Bu, direkt ve basite irca edelim şu demektir: Ey avukat, benim şunda şu kadar alacağım var, almamı sağla, sana şu kadar pay vereyim; yoksa, almamı sağla, kendi emek karşılığını da tümüyle borçluya/davalıya yık... yok, asıl bu olmaz..

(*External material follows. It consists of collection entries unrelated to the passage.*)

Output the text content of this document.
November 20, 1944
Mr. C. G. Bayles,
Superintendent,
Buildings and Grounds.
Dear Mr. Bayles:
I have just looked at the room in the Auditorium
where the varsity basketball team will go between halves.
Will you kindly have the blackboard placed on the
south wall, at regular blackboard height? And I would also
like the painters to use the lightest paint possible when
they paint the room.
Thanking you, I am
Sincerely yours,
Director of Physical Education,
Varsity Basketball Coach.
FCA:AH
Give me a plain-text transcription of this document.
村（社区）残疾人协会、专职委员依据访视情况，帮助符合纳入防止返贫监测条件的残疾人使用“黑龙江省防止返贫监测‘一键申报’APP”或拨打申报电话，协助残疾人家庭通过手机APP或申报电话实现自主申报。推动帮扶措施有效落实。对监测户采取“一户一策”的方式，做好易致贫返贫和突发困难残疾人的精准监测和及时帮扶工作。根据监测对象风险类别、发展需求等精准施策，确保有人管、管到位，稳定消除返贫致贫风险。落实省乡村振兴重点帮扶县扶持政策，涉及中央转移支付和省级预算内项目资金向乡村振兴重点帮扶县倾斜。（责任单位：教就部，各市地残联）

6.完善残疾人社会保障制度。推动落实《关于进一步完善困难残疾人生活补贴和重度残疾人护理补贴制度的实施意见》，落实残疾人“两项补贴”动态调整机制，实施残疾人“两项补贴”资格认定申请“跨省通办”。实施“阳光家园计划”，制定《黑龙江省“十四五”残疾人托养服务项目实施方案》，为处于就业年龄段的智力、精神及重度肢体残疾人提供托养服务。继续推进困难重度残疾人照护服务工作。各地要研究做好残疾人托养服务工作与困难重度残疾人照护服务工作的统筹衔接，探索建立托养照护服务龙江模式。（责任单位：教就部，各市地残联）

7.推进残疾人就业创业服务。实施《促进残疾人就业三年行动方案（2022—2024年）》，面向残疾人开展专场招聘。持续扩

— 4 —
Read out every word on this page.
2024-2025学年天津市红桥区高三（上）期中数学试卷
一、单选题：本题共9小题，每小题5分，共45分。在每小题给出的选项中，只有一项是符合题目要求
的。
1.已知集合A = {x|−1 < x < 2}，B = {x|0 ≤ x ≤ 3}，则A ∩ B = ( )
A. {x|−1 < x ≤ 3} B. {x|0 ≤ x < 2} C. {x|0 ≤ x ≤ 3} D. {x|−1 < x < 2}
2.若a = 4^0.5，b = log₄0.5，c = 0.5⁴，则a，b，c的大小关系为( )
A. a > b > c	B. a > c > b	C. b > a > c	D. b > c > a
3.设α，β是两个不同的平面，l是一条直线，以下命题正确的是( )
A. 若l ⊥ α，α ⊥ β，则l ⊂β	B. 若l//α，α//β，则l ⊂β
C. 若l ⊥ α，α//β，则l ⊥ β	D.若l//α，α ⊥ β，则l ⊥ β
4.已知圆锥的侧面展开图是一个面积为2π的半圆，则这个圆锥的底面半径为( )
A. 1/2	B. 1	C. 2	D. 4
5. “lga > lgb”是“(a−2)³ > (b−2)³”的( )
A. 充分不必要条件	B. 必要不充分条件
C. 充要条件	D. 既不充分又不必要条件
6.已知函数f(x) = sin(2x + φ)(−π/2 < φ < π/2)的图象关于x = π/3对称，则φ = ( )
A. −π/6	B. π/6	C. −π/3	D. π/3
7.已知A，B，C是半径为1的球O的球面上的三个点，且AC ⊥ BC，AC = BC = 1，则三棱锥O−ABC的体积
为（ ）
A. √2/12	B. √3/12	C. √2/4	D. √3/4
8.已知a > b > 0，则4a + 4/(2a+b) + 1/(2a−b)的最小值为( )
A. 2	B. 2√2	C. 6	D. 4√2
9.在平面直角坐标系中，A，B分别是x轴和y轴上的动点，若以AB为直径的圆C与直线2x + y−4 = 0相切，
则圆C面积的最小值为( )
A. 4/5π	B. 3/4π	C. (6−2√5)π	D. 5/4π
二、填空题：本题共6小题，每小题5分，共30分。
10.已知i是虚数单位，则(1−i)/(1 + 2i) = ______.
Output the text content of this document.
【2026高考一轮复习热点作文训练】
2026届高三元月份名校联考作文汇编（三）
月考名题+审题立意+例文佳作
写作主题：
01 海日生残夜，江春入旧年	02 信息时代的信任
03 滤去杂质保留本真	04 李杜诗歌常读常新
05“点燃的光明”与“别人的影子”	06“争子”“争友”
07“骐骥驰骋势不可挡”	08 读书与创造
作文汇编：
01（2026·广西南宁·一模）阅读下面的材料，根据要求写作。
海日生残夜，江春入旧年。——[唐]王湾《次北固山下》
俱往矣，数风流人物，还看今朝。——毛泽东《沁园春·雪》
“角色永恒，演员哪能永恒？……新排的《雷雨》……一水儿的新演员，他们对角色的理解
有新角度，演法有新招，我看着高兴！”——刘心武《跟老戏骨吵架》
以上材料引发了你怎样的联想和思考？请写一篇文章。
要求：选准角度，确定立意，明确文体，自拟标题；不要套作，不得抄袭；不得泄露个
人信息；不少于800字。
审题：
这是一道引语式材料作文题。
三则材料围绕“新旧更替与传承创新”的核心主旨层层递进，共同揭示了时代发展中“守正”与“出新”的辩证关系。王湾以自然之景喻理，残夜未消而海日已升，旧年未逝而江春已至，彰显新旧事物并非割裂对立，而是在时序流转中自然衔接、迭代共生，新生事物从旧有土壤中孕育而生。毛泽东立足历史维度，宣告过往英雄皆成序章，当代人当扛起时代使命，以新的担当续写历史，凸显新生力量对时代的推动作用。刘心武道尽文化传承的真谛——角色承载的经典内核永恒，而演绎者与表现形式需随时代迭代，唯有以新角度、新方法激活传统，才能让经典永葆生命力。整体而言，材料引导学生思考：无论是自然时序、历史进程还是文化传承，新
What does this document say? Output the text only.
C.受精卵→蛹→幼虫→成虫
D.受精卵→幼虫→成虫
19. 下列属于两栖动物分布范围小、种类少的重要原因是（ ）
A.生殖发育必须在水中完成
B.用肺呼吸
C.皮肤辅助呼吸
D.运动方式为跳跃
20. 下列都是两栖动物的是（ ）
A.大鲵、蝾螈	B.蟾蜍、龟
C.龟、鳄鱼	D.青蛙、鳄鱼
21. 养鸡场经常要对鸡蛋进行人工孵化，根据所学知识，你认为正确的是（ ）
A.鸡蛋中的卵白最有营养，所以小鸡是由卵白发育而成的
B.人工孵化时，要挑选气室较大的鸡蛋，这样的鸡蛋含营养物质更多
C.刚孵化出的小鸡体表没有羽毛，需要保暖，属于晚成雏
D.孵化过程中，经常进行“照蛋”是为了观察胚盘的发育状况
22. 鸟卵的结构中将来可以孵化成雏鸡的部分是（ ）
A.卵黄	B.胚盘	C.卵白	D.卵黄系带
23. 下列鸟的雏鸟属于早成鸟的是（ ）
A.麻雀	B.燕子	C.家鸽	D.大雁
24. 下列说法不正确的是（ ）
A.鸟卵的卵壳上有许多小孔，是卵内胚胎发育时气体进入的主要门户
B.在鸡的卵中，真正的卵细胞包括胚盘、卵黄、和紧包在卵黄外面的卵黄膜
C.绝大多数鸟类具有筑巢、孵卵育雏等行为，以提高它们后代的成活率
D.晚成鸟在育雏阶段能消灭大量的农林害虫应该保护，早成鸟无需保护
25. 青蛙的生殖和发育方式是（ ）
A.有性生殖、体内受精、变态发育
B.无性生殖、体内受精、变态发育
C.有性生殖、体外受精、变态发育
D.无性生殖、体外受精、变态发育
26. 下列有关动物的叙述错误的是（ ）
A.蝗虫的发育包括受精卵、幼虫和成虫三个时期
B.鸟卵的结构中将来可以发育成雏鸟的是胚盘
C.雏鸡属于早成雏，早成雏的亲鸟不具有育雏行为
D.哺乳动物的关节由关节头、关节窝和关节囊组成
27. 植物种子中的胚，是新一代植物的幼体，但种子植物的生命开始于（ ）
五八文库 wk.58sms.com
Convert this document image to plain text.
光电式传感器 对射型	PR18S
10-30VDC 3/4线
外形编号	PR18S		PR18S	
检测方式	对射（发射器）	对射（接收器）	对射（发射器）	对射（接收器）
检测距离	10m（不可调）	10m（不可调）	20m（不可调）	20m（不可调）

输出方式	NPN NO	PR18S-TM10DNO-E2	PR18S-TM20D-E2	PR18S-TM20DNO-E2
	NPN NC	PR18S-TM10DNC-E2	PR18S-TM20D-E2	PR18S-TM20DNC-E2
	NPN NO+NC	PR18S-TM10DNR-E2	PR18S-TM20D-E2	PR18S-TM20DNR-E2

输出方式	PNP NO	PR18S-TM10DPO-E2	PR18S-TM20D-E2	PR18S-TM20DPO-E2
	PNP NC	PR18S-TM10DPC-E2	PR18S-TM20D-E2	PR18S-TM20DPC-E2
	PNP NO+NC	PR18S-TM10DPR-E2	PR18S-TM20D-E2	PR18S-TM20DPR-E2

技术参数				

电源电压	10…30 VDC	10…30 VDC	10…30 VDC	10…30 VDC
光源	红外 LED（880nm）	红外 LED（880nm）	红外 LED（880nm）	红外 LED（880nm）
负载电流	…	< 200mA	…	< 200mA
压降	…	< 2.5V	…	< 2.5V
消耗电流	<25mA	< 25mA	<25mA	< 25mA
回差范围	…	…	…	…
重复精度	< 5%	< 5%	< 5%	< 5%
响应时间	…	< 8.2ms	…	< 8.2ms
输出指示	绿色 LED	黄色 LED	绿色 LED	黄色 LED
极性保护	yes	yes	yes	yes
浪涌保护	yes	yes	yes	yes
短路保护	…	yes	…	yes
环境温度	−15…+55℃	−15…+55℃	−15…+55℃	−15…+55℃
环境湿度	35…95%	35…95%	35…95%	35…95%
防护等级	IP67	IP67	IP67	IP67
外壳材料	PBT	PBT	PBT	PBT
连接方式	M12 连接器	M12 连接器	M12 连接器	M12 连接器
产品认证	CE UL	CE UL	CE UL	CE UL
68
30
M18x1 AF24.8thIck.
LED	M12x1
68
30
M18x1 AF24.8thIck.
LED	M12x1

Devam ederiz... Saygılar..
Old 26-07-2011, 22:41   #38
Av. Şehper Ferda DEMİREL

 
Varsayılan

Haklı olan avukatlık ücretinden azade kılınacaksa; sanık savunma vekalet ücretleri tavan yapar.

Benden de kolay gelsin
Old 26-07-2011, 22:41   #39
Av.Cengiz Aladağ

 
Varsayılan

Alıntı:
Yazan av.eduss
ben yaptım! 500 liraya anlaşmalı boşanma davası aldım! evet aldım ! pişmanmıyım ? hayır! kimse mırın kırın etmesin..Etikten de bahsetmesin..kiramı ödeyemiyorken, büromun alt katında siyasi destekli sigortalı-sigortasız 10 çalışanlı bir hukuk bürosu varken, babam bu gün ne yaptın diye sorduğunda "bekledim" demekten utanmaya başlamışsam, adliyeye çay içmek dışında gitmediğim-gidemediğim ortadaysa ve bu yüzden sene 1960 larda "memur" olmuş kalem personeli "amca"nın imalı bir şekilde "eee staja benzemiyo dimi hayat bacııımmm" hitaplarına maruz kalıyorsam, okuduğum, bildiğim şeyleri siyasi-ticari-ailevi yoksunlukların getirdiği engellerle pratiğe dökme şansını henüz yakalayamamışsam.. Kimse etik-gelecek nesiller-meslek sorumluluğu diyemez!meslek sorumluluğundan önce hayat sorumluğu gelir..Emek verdiğim şeyin karşılığı yüksek ücret almak değildir.Aldığım ücret az bile olsa hak ettiği özenle o işi yapmak ve hayat sorumluğumu yerine getirmek yani;YAŞAMAKTIR aslolan!

Merak ediyorum:
- O gün babanıza, en az ücreti 1.100 lira olan davayı 500 liraya aldığınızı, mecburen 1.100 liralık makbuz kesip, 167 lira 80 kuruş KDV ve (en alt dilimden hesaplanırsa) 139 lira 83 kuruş gelir vergisi ödeyeceğinizi, böylece kamuya 307 lira 83 kuruş vergi kazandırdığınızı, bu davadan (başka masraf yapmadıysanız) aslanlar gibi tamı tamına 192 lira 37 kuruş kazandığınızı "gururla" anlatabildiniz mi?
- Siz 500 liraya bu davayı alınca o alt katınızdaki büro "rekabete dayanamayıp" kapandı mı?
- O çirkin sözlerine karşılık "Sen ne diyorsun be? 500 liraya dava aldım, harca harca bitmez!" diyerek kalem personeli amcaya ağzının payını verdiniz mi?
- Okuduğunuz, bildiğiniz ama siyasi-ticari-ailevi yoksunlukların getirdiği engellerle pratiğe geçirme şansı yakalayamadıklarınız arasında "düzgün Türkçe kullanımı" da var mı? Dünyanın en güzel şiirlerinin yazıldığı dilimiz, 192 lira 37 kuruş kazandığınız iş kadar özeni haketmiyor mu?
- 192 lira 37 kuruş kazanıp "hayat sorumluluğunu" yerine getirdiğinize göre, avukatlığı bırakıp bir sahil kasabasına yerleşmeyi düşünüyor musunuz?
Old 26-07-2011, 22:45   #40
Av. Şehper Ferda DEMİREL

 
Varsayılan

Alıntı:
Yazan Av.Cengiz Aladağ
Merak ediyorum:........

avukatlığı bırakıp bir sahil kasabasına yerleşmeyi düşünüyor musunuz?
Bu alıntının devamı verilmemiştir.